窒素研究放談会

1月8日(金)はC大のS先生のところで、T大・K先生が幹事役で「窒素研究放談会」が開かれました。2年前に産総研で同様の会が開かれたときは20名程度だったと思うのですが、今回は60名もの参加でした。発表者の年齢層が学部生からPD、中堅、私のようなロートル世代と幅広かっただけでなく、内容も各態窒素の15N 分析法の紹介だったり、湖沼での窒素動態、水田や大豆畑でのN2O発生、バイオフィルムの形態と脱窒の関係、大気および植物蒸散起源アンモニアなど、窒素をキーワードに地球化学・陸水学・微生物生態学・大気化学など多くの分野からの話題提供がありました。

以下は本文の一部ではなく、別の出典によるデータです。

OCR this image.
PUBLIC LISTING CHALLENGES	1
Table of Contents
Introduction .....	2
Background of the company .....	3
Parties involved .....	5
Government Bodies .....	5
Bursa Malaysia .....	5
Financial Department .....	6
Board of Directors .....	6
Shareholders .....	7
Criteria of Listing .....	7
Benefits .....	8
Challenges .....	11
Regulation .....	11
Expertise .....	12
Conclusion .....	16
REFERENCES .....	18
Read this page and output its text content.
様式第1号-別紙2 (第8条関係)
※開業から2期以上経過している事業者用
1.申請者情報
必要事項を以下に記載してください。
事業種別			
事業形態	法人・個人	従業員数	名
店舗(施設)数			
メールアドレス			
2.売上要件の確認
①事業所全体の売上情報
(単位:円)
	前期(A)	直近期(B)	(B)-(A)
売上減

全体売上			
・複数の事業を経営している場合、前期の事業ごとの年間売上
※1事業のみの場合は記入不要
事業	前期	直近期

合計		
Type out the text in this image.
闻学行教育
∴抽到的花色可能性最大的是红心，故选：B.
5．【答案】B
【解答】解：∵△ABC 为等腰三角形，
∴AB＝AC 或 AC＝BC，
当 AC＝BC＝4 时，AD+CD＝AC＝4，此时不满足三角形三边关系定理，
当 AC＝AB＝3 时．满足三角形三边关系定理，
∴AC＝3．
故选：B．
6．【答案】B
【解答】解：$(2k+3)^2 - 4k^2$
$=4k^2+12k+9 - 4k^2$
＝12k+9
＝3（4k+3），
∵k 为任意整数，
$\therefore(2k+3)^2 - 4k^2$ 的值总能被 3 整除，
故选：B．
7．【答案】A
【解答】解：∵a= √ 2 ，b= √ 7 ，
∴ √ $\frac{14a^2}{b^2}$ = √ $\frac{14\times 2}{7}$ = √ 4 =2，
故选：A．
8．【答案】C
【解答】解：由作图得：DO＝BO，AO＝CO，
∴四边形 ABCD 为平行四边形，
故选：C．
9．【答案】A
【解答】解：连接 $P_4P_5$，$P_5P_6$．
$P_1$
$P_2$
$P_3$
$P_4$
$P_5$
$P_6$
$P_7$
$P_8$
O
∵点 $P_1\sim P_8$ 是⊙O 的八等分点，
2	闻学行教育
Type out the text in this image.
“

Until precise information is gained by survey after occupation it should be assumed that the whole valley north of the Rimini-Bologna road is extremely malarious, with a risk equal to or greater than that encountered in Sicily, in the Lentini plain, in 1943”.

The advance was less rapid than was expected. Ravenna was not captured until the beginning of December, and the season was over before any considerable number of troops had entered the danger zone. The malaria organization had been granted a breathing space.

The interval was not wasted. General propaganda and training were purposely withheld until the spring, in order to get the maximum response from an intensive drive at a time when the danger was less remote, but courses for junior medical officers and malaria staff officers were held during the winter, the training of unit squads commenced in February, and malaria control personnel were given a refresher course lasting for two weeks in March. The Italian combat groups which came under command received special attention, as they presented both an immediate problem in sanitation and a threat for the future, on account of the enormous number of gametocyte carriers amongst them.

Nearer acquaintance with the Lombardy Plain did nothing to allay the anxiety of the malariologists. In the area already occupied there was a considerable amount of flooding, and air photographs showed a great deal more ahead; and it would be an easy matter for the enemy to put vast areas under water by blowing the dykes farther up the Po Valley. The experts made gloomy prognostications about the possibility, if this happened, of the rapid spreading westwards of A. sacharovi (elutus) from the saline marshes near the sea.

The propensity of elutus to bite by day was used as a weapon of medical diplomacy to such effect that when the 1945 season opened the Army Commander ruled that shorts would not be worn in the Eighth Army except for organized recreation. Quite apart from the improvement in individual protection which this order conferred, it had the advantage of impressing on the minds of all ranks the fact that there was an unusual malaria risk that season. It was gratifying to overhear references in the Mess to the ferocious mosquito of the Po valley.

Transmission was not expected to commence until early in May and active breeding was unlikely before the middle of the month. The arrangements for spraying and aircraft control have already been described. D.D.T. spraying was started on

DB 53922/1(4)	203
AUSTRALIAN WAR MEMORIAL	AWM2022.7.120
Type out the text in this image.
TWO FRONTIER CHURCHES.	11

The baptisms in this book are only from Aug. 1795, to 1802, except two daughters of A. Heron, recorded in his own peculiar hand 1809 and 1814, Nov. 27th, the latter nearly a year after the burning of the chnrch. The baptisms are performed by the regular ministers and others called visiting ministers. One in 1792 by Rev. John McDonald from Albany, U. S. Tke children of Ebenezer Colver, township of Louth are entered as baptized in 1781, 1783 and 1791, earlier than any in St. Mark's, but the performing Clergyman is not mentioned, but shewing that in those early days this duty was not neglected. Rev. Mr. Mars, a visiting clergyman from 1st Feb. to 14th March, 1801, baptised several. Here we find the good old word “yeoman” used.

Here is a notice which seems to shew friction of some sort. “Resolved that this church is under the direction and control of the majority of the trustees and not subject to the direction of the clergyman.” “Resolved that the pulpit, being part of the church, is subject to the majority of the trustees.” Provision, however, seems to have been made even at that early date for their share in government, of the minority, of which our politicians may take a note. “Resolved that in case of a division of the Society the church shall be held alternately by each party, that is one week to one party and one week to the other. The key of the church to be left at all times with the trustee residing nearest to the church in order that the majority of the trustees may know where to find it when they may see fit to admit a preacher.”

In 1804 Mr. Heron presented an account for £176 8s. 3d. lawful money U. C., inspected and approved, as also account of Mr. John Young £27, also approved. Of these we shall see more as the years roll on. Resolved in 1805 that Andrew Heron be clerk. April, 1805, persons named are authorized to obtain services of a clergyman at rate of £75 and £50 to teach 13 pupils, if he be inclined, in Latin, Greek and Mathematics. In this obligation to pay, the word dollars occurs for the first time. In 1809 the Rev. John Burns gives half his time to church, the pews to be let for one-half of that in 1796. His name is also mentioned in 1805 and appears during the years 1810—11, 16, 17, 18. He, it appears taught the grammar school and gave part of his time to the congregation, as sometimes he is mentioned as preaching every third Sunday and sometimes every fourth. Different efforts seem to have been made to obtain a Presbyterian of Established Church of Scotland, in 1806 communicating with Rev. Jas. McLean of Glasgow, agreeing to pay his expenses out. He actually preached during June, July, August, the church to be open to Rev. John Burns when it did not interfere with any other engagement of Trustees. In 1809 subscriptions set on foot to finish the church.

懇親会では、この機会にと、あまりに基本的すぎて普段質問できなかったことを尋ねてみました。たとえばN2Oが発生しているときには、同時にN2も発生しているはずなのですがフラックスはN2Oしか発表されないので、トータルでどれくらい脱窒しているのか聞いていて分かりません。この方面では、N2O:N2がだいたいいくらという、例えば海やってたら絶対知ってなきゃいけないレッドフィールド比みたいな常識があって、聞いている人はだから全体量は分かっているのかな、とこれまで思っていたのですが、思い切って「その比ってどれくらいなのですか」と質問したら、それは分かっていないのだそうです。「本当はN2も測らないといけないのだが、バックグラウンドが大きいので分析が困難なので」なんだ、そうだったんだぁ。
森林土壌の脱窒を測定している人が液相で分析しているのも気になっていて、脱窒ってべちゃべちゃの土壌でなくてもやってるんじゃないかと思っていたら、畑の脱窒を調べている人は泥をそのままバイアルにいれて測ってました。「なのにどうして森林土壌は液相にいれるのですか」と尋ねたら、そうしないと活性が出ないし、実際、森林では湛水して還元的になったときしか脱窒しないからということでした。でも、湛水する期間は乾き気味の期間よりずっと少ないと考えられますので、微弱な脱窒でも年間を通したら、晴天時にでてくる量も結構あるんじゃないかと考えたりしました。
主催者のS先生が「こういう横に広がるような会で、学会で発表する前段階くらいの考えをみんなで議論するような場があってもいいと思う」と言われていました。本当に、年に1度くらいはこういう会で目から鱗体験ができれば楽しいです。
K先生、S先生、ありがとうございました。